I stopped outside the dormitory to get my bearings. I couldn’t remember which way we’d gone the night before. The birds in the trees were fantastically loud, and for a moment I had the ridiculous idea that they might attack me. I asked myself what I was doing here, and how things had ever gotten so far. The whole business was embarrassing to me, and I hoped no one had seen me leave with Ivona. At the same time, though, I felt strangely exhilarated. Everything I’d previously experienced with women struck me as a sort of game in comparison to the night I’d just been through. I had felt grown up with Ivona, and responsible, and perfectly free.
I lived in one of the bungalows in the Olympic Village. It was a tiny place, but my friends in shared apartments or student dorms were all jealous of me. There were hundreds of these bungalows along narrow lanes surrounded by towering apartment buildings, and they really were like a sort of village. They had been built for competitors at the Olympics. After the games, the area was handed over to students. I paid three hundred marks a month for a little house that was roughly 250 square feet. Downstairs there was a walk-in closet, a kitchenette, and the legendary “Nice” shower, a plastic bath unit where you felt you were in a spacecraft.

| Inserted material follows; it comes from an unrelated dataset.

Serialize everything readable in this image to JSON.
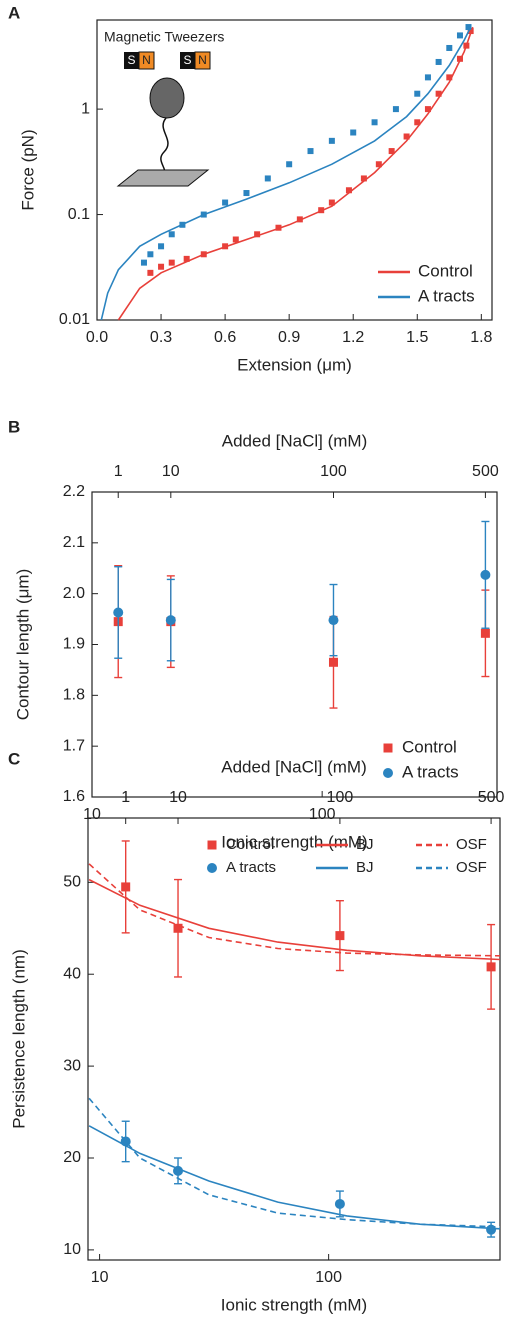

Upstairs was the bedroom and study. One wall of the study was glass, and there was a little veranda outside. To save space, a bunk bed was installed at the top of the stairs. The village was full of stories of couples falling out in the course of wild nights, but presumably that was just student talk.
The bungalows had been run up quickly and weren’t in good condition. The windows were poorly insulated, and even so you had to air out the space all the time, because otherwise you got mold in the walls. The student union had provided us with paint for the facades. Some people had made proper works of art, others had scrawled political slogans on the walls. Some of the paintings looked like children’s drawings.
There were always parties in the village, and spontaneous barbecues. It was noisy, especially in summer, which made it hard to concentrate on your work. You could hear everything from the bungalows on either side. I had a German lit student next to me. I barely knew his name, but I knew all about his sex life, and I heard every quarrel and every reconciliation with his girlfriend. Sonia, who was taking the same courses as me, sometimes came to visit. She was interested in the architecture of the village, and later on she would come and study with me. One hot summer afternoon, when we were both cramming architecture history, we could hear shouting from next door. I was about to knock on the door to complain when it got quiet. Shortly after that, there were the loud shrieks of pleasure of a woman. Sonia didn’t understand at first, and said shouldn’t we check up on what was happening. I don’t think they need help, I said laughing. Only then did the shoe drop. I said I should have studied German, where you didn’t have to work so much, and had time for other things. Sonia blushed, and said she was going to the bathroom. When she returned, the noise still hadn’t stopped, and after a few more minutes, she said she had to leave, she had a date. From then on we did all our cramming in the library.